Rémunération des dirigeants, ce qui va changer



Cafeine Le Mag
Mardi 30 Octobre 2012

En période de crise, l'exemplarité devient une exigence. Il est difficile en effet, de prendre des mesures qui pénalisent le plus grand nombre si les élites dirigeantes ne sont pas concernées. Le gouvernement a décidé de lancer l'offensive.

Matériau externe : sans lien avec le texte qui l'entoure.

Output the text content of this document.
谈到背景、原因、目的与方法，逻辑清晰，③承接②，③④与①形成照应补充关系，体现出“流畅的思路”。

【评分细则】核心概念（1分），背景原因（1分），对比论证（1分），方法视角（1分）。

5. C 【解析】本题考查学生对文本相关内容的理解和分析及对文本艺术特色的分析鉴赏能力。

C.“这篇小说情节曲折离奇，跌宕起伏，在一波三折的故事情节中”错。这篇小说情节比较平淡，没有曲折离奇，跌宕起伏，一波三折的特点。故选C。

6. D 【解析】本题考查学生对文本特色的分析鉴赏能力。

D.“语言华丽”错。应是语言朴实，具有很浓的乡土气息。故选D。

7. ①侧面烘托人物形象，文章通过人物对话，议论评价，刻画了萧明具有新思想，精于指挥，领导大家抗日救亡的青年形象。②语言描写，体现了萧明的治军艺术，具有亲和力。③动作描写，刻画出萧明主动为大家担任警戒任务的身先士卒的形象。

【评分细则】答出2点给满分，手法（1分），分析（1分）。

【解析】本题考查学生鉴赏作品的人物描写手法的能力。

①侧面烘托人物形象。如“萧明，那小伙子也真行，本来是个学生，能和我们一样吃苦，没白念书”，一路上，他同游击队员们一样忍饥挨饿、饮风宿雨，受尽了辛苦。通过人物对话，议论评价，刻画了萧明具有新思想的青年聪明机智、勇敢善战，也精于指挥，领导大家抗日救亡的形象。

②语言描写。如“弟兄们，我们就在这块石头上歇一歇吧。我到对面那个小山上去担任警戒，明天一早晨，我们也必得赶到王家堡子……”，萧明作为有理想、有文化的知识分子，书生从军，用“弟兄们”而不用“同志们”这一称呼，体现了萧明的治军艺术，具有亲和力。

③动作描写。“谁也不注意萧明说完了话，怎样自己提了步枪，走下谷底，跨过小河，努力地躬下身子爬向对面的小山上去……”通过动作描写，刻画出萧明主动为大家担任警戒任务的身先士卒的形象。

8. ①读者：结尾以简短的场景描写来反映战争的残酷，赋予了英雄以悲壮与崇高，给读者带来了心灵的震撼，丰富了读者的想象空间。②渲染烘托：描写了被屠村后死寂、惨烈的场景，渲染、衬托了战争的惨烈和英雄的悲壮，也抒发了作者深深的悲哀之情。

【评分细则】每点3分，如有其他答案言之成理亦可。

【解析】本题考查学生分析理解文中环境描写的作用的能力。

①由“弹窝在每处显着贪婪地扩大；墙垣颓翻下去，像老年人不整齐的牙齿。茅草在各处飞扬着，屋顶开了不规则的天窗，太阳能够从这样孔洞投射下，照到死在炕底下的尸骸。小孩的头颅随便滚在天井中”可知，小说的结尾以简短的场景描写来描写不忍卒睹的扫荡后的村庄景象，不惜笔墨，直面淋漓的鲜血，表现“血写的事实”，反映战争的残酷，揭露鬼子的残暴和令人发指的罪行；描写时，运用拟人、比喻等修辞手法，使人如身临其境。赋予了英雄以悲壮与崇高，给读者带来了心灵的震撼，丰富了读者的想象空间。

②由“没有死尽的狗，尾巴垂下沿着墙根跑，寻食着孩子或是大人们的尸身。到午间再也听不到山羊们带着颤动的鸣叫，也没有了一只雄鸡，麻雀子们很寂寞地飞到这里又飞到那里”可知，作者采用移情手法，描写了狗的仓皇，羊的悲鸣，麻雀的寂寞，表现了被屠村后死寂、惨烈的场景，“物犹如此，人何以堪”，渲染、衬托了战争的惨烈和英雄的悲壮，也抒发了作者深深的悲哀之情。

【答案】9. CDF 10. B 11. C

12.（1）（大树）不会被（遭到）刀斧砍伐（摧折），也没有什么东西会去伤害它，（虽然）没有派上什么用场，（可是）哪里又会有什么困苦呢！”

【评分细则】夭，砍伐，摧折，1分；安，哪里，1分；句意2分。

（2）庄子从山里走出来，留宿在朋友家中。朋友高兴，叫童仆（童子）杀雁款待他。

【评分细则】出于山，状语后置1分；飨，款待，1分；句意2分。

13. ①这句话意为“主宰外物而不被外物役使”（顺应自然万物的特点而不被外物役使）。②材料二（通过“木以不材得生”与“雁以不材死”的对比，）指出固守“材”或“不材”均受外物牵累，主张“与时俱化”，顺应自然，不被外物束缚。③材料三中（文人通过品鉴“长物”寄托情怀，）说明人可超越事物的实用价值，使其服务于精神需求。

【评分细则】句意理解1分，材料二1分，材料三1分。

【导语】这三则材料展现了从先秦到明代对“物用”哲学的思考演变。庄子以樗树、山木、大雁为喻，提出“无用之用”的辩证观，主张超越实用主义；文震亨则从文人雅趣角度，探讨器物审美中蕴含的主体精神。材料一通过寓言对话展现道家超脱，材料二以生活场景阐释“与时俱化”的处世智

Rémunération des dirigeants, ce qui va changer

Des rémunérations hollywoodiennes

Diminuer de 30 % les salaires des ministres et du président de la République n'est pas seulement une mesure symbolique. Il s'agissait pour le nouveau pouvoir de donner l'exemple. Les mesures budgétaires attendues vont sérieusement rogner le pouvoir d'achat des Français. Les ménages les moins favorisés ne doivent pas être les seuls à supporter l'effort. Or les pratiques les plus critiquées ne sont pas celles qui concernent la rémunération des politiques. Encore que les retraites des parlementaires ainsi que le cumul des mandats alimentent régulièrement les réflexions. Ce sont surtout les émoluments des dirigeants d'entreprises privées ou semi-publiques qui suscitent le plus de commentaires.
 
Ces dirigeants bénéficient en effet de rémunération sans commune mesure avec celle des salariés. Mais plus encore, ils obtiennent des conditions de départ qui provoquent depuis plusieurs années la réprobation générale. Outre les bonus dont ils bénéficient, ils quittent les entreprises avec des retraites chapeaux dignes de stars hollywoodiennes. Aux États-Unis et en Grande-Bretagne, les autorités sont depuis environ deux ans très attentives à ces pratiques et tentent de les limiter. La lutte contre de tels excès figurait au programme de François Hollande. Il n'est donc pas étonnant que le gouvernement se lance sans attendre dans cette bataille.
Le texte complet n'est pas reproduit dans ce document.